Travelling into Taupo on a clear day along the northeastern shores of the lake is breathtaking: beyond the lake, which is the size of Singapore, you can see the snowcapped peaks of Tongariro National Park.
Coastal Abel Tasman National Park blankets the northern end of a range of marble and limestone hills that extend from Kahurangi National Park. Various tracks in the park include an inland route, although the Coast Track is what everyone is here for – it's New Zealand's most popular Great Walk.
The pot of gold at the end of Milford Hwy (SH94) is sublime Milford Sound (Piopiotahi). Rising above the fiord’s indigo water is Mitre Peak (Rahotu), the deserved focal point of millions of photographs. Tapering to a cloud-piercing summit, the 1692m-high mountain appears sculpted by a divine hand.

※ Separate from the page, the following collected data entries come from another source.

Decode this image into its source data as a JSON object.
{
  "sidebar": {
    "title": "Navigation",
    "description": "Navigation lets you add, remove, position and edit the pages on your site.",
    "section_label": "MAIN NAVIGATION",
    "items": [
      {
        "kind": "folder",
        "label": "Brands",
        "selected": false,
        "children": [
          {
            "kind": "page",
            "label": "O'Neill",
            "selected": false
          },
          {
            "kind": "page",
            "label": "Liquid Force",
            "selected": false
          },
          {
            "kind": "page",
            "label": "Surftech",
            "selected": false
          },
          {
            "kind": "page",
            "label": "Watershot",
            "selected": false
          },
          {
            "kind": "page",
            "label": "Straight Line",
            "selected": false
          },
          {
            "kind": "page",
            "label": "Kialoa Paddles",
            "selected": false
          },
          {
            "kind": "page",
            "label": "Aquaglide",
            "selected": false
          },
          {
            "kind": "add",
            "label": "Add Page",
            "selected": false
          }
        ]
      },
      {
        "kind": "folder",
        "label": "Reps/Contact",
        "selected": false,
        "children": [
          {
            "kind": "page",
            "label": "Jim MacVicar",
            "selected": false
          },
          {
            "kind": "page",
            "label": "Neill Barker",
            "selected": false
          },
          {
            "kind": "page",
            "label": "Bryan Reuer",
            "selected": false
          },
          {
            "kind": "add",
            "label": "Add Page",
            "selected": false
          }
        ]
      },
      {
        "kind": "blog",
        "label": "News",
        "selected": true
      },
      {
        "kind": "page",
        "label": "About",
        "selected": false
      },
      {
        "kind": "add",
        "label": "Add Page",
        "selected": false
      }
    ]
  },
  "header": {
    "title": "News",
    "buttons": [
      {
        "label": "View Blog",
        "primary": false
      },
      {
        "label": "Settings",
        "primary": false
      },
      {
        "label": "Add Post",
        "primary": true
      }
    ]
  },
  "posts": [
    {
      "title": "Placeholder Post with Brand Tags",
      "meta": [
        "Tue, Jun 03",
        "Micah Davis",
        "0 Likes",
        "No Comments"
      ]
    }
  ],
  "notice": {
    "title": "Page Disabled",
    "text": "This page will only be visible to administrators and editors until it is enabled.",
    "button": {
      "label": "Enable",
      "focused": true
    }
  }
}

Hawke Bay, the name given to the body of water that stretches from the Mahia Peninsula to Cape Kidnappers, looks like it’s been bitten out of the North Island’s eastern flank. Add an apostrophe and an ‘s’ and you’ve got a region that stretches south and inland to include fertile farmland, surf beaches, mountainous ranges and forests. With food, wine and architecture the prevailing obsessions, it’s smugly comfortable but thoroughly appealing, and is best viewed through a rosé-tinted wine glass.